Am ersten Tag habe es Probleme gegeben, weil eine Lehrerin in einen Linienbus einstieg, schildert die Schulleiterin. Doch mittlerweile habe sich das Ganze eingespielt.

Eltern wollen mehr Infos

Aus Elternsicht sieht man das indes anders. Wie zu hören ist, sei der Informationsfluss nicht frühzeitig und ausreichend gewesen, man habe immer wieder nachfragen müssen. Auch ein Infoabend habe man sich gewünscht. Bemängelt wird von Elternseite auch, dass durch das Pendeln an die Buchschule Unterrichtszeit verloren gehe. Die Schulleiterin hofft nun, dass das Provisorium maximal eineinhalb bis zwei Wochen dauern wird. Die betroffenen Räume sind unterschiedlich von dem Wasserschaden betroffen. In zwei Zimmern könne unterrichtet werden, so Iso Steigelmann. Die Elektronik habe man aber noch nicht überprüft.

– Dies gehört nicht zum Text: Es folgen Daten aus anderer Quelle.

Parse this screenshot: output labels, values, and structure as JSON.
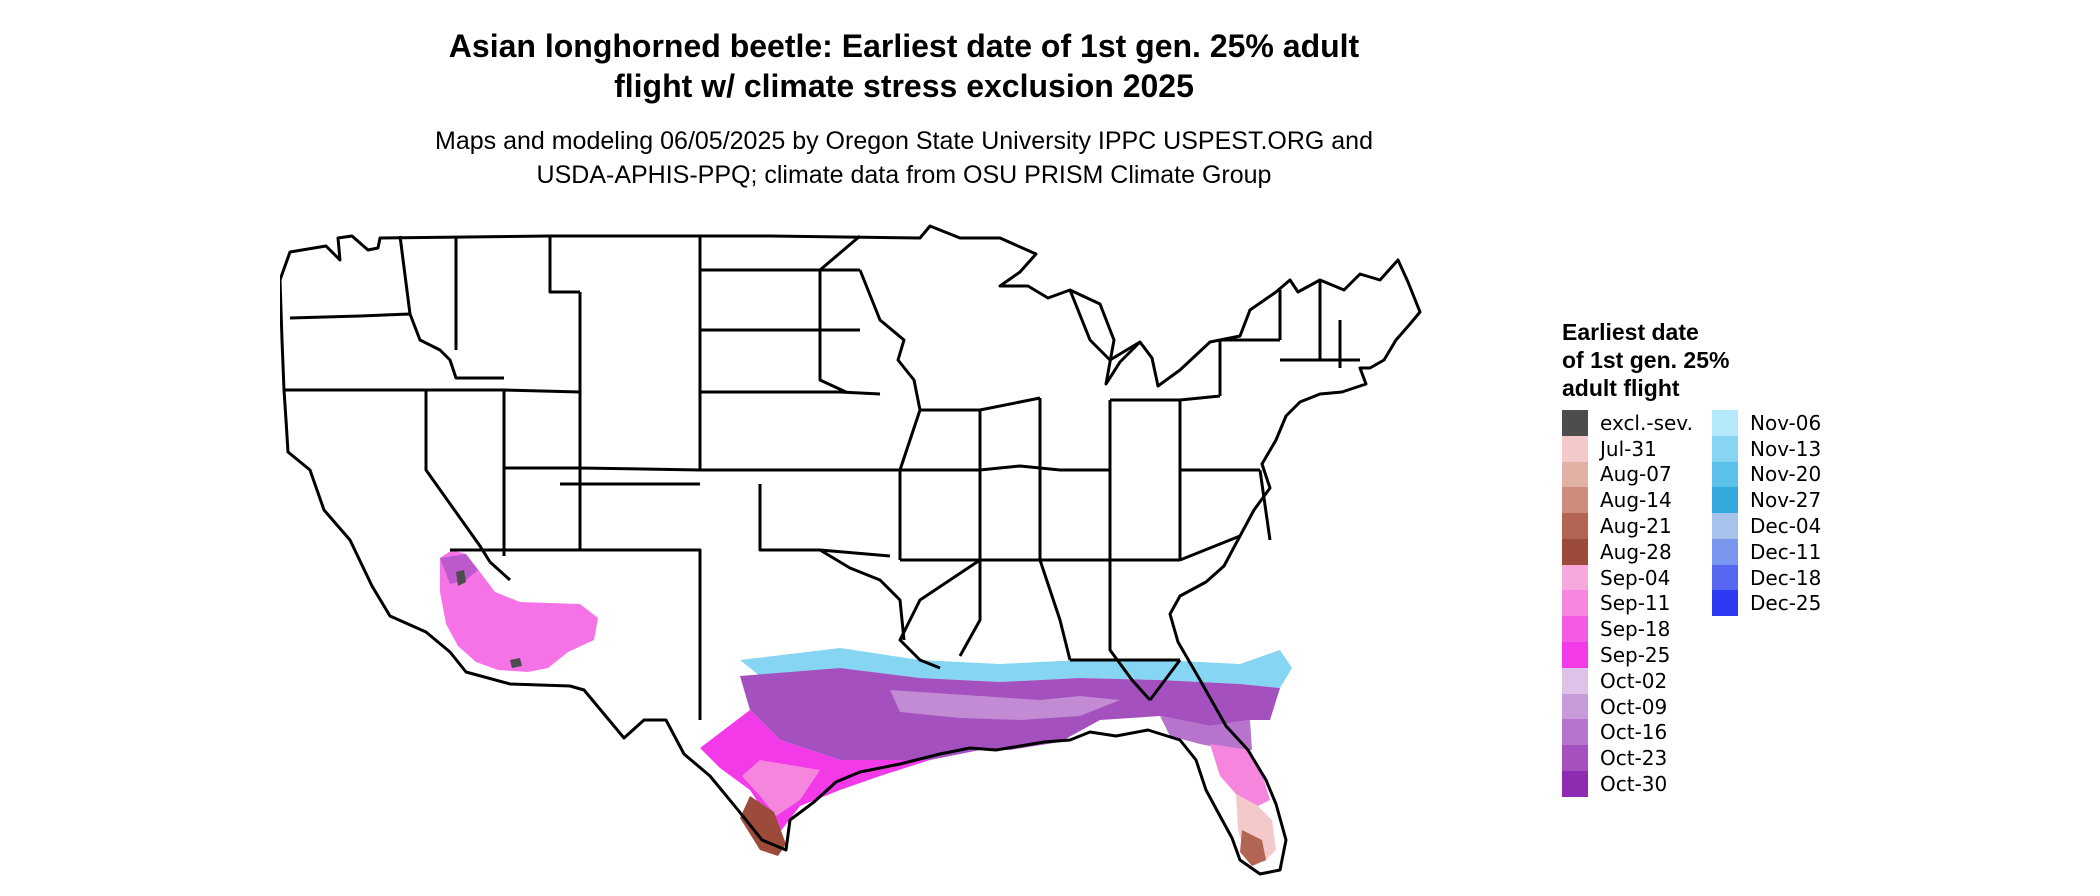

Anette Hochmuth, die Sprecherin der Stadtverwaltung, geht davon aus, dass vier der Räume relativ schnell, das heißt nächste Woche, wieder hergerichtet sind. Bei zwei Räumen seien die Schäden größer, hier werde es etwas länger dauern. So müsse dort der ganze Fußboden neu aufgebaut werden.

Kosten: 30 000 bis 40 000 Euro

Der Fall erinnert an den Wasserschaden, der 2019 in der Realschule im Aurain zu verzeichnen war (siehe Infokasten). Allerdings belaufen sich die Kosten im Falle der Sandschule nur auf einen Bruchteil der Summe, die für die Aurainschule fällig wurde. Der Schadensumfang sei grob mit 30 bis 40 000 Euro beziffert worden,  berichtet Sprecherin Anette Hochmuth. Diese Summe sei der Versicherung gemeldet wurden, teilt. „Allerdings kann erst nach Abrechnung aller Kosten genau berechnet werden, was von der Versicherung übernommen wird.“ So sei zum Beispiel bei der Erneuerung der Fußbodenbeläge ein Eigenanteil von der Stadt zu tragen, da diese dann neuwertig sind. Schulleiterin Steigelmann weist auch darauf hin, dass nicht alles, was in den Räumen an Materialien und Mobiliar durch das Wasser beschädigt wurde, von der Versicherung abgedeckt sei.